Liberty Property Trust 8-K 2011
SECURITIES AND EXCHANGE COMMISSION
Washington, D.C. 20549
Pursuant to Section 13 or 15(d) of The Securities Exchange Act of 1934
Date of Report (Date of earliest event reported): November 30, 2011
LIBERTY PROPERTY TRUST
LIBERTY PROPERTY LIMITED PARTNERSHIP
(Exact name of registrant specified in its charter)
Registrants telephone, including area code: (610) 648-1700
(Former name or former address, if changed since last report)
Check the appropriate box below if the Form 8-K filing is intended to simultaneously satisfy the filing obligation of the registrant under any of the following provisions (see General Instruction A.2. below):
o Written communications pursuant to Rule 425 under the Section Act (17 CFR 230.425).
o Soliciting material pursuant to Rule 14a-12 under the Exchange Act (17 CFR 240.14a-12).
o Pre-commencement communications pursuant to Rule 14d-2(b) under the Exchange Act (17 CFR 240-14d-2(b)).
o Pre-commencement communications pursuant to Rule 13e-4(c) under the Exchange Act (17 CFR 240-13e-4(c)).
Item 1.01. Entry Into a Material Definitive Agreement.
On November 30, 2011, Liberty Property Trust (the Trust), acting as the General Partner of Liberty Property Limited Partnership (the Operating Partnership, and together with the Trust, the Registrants), and the institutional investor named therein (the Investor), executed an Ninth Amendment to the Operating Partnerships Second Amended and Restated Agreement of Limited Partnership (the Partnership Agreement).
Pursuant to the Ninth Amendment, the Partnership Agreement has been amended to (i) establish two series of Partnership Interests in the Partnership, designated, respectively, the 4.00% Series I-1 Cumulative Redeemable Preferred Partnership Interests (the Series I-1 Units) and the 6.25% Series I-2 Cumulative Redeemable Preferred Partnership Interests (the Series I-2 Units) and (ii) reflect certain other matters set forth in such Ninth Amendment.

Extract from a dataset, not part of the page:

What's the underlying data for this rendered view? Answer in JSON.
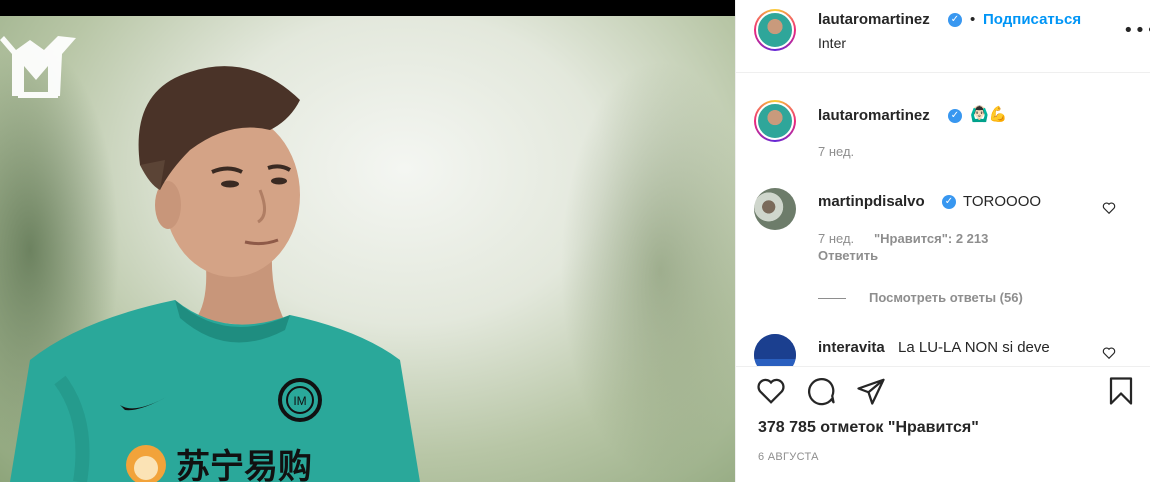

Item 3.02 Unregistered Sales of Equity Securities.
Pursuant to the Ninth Amendment, the Operating Partnership issued and sold 362,369.260 Series I-1 Units and 301,500.07 Series I-2 Units, which have a stated value of $25 per unit, or approximately $16.6 million in the aggregate. The Units were part of the consideration for a property contributed to the Operating Partnership by the Investor. These units were issued without registration in reliance upon the exemption provided by Section 4(2) of the Securities Act of 1933, as amended.
Pursuant to the requirements of the Securities Exchange Act of 1934, each Registrant has duly caused this report to be signed on its behalf by the undersigned hereunto duly authorized.